Der Kleine Waffenschein erlaubt es Inhabern, sogenannte Schreckschuss-, Reizstoff- oder Signalwaffen verdeckt in der Öffentlichkeit bei sich zu führen. Dabei handelt es sich nicht um scharfe Schusswaffen, sondern um Waffen, die etwa Knallpatronen, Pfefferspray-Kartuschen oder Leuchtsignale verschießen. Auf öffentlichen Veranstaltungen ist das Tragen dieser Waffen jedoch auch mit dem Kleinen Waffenschein untersagt.
Niedrige Hürden und unbegrenzte Gültigkeit
Ein wesentlicher Faktor für den kontinuierlichen Anstieg dürfte die vergleichsweise einfache Beantragung sein: Für den Kleinen Waffenschein müssen Antragsteller keine besonderen Voraussetzungen erfüllen – weder eine Sachkundeprüfung noch ein Bedürfnisnachweis sind erforderlich. Hinzu kommt, dass die einmal erteilte Genehmigung unbegrenzt gültig ist. Das bedeutet, dass sich die Zahl der registrierten Kleinen Waffenscheine über die Jahre kumuliert, da bestehende Genehmigungen nicht verfallen.

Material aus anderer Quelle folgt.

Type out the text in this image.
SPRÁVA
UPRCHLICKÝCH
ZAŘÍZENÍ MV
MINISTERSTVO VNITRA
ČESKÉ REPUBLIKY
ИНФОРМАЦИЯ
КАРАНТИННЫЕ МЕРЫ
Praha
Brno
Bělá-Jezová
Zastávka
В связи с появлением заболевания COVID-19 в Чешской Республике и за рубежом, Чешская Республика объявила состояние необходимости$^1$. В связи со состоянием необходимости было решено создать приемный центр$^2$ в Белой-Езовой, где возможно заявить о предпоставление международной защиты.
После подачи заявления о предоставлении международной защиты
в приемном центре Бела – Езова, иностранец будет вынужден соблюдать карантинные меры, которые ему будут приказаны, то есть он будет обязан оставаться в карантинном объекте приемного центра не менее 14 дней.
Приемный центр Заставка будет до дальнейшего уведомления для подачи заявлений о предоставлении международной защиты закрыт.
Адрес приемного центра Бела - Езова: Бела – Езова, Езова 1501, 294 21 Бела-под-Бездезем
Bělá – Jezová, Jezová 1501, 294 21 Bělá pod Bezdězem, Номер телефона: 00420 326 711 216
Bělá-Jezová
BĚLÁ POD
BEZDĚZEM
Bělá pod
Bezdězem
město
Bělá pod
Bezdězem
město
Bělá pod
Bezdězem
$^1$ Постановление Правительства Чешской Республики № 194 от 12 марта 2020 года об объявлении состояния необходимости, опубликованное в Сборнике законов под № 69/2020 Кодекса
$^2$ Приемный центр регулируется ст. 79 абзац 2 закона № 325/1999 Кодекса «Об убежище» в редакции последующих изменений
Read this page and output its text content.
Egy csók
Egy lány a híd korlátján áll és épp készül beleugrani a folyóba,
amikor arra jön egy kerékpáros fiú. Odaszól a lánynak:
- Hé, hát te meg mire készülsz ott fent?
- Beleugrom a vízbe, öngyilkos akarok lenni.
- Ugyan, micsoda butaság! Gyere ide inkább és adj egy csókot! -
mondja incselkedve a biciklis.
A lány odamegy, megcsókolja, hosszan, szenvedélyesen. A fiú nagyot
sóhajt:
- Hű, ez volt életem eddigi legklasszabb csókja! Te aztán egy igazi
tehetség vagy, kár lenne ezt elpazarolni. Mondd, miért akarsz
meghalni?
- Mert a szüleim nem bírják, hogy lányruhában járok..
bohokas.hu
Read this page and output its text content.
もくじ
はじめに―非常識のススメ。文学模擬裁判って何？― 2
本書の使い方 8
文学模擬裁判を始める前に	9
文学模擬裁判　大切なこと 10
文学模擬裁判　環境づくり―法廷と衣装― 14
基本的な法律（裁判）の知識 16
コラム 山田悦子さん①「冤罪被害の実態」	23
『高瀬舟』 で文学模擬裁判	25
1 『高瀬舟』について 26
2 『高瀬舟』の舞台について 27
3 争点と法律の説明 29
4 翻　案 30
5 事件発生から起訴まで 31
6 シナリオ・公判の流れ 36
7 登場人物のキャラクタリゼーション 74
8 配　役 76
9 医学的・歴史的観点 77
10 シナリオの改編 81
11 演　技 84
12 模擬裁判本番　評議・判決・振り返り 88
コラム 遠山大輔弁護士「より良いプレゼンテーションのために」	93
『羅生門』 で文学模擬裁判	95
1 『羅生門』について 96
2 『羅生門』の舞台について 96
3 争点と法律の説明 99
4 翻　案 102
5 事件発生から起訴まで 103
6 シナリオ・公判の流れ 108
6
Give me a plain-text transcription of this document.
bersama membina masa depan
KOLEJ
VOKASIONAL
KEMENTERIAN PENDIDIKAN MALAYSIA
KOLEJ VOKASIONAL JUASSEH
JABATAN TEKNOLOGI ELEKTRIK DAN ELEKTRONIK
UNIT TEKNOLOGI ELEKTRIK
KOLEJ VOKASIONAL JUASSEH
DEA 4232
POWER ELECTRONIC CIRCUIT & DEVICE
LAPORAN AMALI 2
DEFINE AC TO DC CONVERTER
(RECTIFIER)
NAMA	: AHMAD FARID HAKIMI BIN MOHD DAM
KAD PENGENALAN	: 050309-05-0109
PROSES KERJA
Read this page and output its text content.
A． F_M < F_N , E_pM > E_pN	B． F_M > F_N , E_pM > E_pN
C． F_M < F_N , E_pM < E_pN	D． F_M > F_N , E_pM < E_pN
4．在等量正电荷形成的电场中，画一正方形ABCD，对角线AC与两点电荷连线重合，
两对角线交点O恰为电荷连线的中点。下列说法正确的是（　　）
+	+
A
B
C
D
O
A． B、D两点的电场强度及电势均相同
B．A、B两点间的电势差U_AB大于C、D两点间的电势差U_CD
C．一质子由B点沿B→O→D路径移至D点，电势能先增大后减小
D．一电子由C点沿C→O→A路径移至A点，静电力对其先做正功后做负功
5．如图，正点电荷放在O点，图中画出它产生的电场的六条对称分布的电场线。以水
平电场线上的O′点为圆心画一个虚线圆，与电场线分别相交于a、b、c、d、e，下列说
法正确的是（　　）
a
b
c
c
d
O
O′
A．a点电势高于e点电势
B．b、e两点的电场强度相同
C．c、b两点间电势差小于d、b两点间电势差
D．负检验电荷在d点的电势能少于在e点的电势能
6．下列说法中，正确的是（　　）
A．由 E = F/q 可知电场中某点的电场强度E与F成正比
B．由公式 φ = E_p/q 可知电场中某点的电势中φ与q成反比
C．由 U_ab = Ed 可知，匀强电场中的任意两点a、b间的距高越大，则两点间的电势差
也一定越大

Die stetig wachsende Nachfrage wird von Experten häufig mit einem gestiegenen subjektiven Unsicherheitsgefühl in der Bevölkerung in Verbindung gebracht. Ob der Besitz solcher Waffen tatsächlich zur persönlichen Sicherheit beiträgt, ist unter Fachleuten allerdings strittig. Kritiker warnen davor, dass mehr Waffen im öffentlichen Raum das Eskalationsrisiko bei Konflikten erhöhen könnten.